Une première pour les présidentielles françaises

Feu le Premier Ministre britannique Harold Wilson ironisait : “en politique, une semaine est un très long moment.” Par conséquent, au cours des 30 semaines environ qui nous séparent des prochaines élections présidentielles françaises, n'importe quelle prédiction faite aujourd'hui peut s'inverser, puis s'inverser à nouveau, avant le vote. Deux candidats apparaissent pourtant constamment dans les sondages comme nettement favoris : Nicolas Sarkozy à droite et Ségolène Royal à gauche. En réalité, ils ont plus de points commun qu'il n'y paraît, car chacun invoque une rupture avec le passé tout en incarnant une forme de continuité.

Pour Sarkozy, la “rupture” reflète à la fois des choix banalement tactiques et profondément personnels. Les douze années de présidence de Jacques Chirac, ainsi que la tradition française d'alternance du pouvoir, laisse à présager une victoire de la gauche. Se positionner comme le candidat représentant une rupture brutale avec les politiques impopulaires actuelles est le seul moyen d'échapper à ce destin.

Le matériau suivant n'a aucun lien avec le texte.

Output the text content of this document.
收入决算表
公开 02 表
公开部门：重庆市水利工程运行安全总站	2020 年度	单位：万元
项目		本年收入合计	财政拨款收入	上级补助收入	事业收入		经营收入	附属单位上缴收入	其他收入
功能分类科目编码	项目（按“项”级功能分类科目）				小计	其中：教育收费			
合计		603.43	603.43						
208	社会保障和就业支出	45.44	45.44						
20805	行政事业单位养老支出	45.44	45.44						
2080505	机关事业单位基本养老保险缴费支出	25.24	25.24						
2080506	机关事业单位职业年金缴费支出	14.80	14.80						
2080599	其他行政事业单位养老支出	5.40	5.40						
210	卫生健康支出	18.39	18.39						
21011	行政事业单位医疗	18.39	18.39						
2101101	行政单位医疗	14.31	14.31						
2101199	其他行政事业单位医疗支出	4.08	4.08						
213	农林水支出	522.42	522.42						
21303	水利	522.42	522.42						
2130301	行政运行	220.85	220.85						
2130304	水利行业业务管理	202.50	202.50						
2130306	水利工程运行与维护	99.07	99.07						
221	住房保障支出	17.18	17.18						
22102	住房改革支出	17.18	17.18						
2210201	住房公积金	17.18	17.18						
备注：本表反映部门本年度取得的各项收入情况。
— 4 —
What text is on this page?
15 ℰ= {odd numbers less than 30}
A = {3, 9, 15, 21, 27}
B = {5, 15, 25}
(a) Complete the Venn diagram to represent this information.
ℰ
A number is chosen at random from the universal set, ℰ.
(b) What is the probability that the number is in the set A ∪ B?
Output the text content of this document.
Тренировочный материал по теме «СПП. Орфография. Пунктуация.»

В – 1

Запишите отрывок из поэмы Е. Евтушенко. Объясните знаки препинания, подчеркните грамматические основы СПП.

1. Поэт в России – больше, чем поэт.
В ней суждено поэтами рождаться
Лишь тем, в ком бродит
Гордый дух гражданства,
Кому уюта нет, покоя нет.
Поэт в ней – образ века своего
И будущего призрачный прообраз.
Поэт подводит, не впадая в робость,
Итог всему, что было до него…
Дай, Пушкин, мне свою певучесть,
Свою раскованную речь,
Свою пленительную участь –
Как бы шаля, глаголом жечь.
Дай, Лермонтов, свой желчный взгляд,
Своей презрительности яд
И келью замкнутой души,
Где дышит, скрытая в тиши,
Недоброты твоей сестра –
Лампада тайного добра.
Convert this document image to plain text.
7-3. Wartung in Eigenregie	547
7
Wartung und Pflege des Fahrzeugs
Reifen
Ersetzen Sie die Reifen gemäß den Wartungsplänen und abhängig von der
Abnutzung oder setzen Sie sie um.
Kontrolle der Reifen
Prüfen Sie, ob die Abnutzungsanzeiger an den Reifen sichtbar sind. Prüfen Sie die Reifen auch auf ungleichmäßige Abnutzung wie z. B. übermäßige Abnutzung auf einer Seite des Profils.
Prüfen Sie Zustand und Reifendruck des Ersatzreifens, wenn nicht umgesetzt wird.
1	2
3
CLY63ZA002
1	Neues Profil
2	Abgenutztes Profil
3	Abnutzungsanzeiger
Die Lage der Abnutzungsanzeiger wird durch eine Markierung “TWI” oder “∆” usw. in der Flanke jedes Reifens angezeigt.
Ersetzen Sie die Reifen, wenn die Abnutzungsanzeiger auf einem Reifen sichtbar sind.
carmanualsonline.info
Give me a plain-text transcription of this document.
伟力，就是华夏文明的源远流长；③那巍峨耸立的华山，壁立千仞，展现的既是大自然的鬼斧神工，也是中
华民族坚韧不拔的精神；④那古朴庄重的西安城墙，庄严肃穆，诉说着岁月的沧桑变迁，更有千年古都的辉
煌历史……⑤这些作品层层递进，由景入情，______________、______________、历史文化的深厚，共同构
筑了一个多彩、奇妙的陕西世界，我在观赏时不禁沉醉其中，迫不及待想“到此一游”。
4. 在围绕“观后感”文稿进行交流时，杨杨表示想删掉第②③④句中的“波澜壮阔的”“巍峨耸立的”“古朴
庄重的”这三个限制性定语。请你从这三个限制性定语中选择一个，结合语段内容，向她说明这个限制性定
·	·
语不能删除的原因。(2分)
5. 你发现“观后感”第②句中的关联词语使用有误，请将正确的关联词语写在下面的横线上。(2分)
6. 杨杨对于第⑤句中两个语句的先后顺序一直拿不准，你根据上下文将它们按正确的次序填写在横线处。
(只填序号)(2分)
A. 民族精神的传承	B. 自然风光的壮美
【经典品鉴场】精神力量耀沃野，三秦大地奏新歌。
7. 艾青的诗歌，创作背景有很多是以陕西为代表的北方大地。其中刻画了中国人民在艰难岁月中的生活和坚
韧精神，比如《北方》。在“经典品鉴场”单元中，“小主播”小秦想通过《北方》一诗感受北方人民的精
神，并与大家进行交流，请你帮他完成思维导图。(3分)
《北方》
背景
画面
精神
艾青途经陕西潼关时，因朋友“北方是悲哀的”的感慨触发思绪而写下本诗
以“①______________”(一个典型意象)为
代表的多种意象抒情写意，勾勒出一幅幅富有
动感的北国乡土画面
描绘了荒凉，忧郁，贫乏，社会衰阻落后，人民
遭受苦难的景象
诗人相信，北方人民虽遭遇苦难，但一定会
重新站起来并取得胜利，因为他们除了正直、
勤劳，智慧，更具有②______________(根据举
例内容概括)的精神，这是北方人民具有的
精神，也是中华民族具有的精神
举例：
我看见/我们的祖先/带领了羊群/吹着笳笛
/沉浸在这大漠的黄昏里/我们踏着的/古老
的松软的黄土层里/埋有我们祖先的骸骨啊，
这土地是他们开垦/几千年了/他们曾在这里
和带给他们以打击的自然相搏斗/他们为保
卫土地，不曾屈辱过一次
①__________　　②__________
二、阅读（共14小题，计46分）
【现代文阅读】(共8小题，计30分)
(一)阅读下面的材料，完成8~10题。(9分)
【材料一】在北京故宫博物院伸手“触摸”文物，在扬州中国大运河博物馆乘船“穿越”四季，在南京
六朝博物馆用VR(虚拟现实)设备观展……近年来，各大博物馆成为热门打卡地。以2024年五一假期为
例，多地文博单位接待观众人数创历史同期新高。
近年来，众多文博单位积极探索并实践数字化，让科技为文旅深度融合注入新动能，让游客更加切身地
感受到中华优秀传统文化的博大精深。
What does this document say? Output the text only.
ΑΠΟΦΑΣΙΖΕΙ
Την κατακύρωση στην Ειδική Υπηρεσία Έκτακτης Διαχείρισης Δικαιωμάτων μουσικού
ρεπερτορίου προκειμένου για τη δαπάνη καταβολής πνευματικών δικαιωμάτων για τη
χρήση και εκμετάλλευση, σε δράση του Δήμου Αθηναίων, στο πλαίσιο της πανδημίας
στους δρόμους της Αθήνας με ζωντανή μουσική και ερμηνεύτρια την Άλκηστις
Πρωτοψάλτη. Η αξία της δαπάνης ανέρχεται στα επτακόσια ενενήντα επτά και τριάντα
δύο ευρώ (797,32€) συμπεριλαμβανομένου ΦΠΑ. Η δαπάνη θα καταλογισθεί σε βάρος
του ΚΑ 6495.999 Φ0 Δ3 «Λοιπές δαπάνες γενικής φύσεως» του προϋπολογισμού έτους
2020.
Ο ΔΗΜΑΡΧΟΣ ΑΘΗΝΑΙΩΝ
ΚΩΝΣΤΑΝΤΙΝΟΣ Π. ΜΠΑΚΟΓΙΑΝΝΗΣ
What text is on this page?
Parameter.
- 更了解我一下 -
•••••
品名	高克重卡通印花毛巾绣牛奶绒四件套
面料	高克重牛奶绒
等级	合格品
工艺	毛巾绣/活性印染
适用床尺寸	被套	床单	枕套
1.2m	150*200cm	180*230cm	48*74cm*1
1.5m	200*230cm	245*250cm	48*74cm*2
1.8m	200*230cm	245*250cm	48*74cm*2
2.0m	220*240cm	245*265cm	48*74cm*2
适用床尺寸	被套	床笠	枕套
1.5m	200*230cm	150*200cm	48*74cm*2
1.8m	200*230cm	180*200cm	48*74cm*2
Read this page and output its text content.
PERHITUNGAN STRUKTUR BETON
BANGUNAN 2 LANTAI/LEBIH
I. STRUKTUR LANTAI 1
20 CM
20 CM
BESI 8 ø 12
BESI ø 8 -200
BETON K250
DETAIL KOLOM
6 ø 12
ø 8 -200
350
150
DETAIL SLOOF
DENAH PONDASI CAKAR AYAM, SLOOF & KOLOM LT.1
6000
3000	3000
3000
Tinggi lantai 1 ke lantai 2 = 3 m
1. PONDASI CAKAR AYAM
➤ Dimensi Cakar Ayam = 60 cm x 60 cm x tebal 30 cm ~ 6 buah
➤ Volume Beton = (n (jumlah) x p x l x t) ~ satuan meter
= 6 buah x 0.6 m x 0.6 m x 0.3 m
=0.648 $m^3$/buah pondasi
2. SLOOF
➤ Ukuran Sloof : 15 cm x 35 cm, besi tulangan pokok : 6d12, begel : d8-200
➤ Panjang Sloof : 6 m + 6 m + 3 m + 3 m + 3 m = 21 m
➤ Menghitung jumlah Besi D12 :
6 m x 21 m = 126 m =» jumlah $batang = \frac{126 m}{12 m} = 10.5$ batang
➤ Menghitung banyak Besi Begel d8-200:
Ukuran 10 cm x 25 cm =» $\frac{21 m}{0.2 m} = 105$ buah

On retrouve cette situation dans la position ouvertement proaméricaine de Sarkozy, un acte de courage politique dans une France où l'anti-américanisme a la cote. Le message de Sarkozy est que Chirac et Villepin avaient raison en substance de s'opposer à l'aventure militaire en Irak, mais qu'ils s'y sont pris on ne peut plus mal. Ainsi, sa profonde admiration pour les “valeurs américaines”, bien qu'elle soit sincère, n'implique pas d'épouser la cause du président George W. Bush. Elle rassure aussi le monde des affaires français, choqué par l'opposition ostentatoire de Dominique de Villepin face aux États-Unis lorsqu'il était premier ministre de Chirac.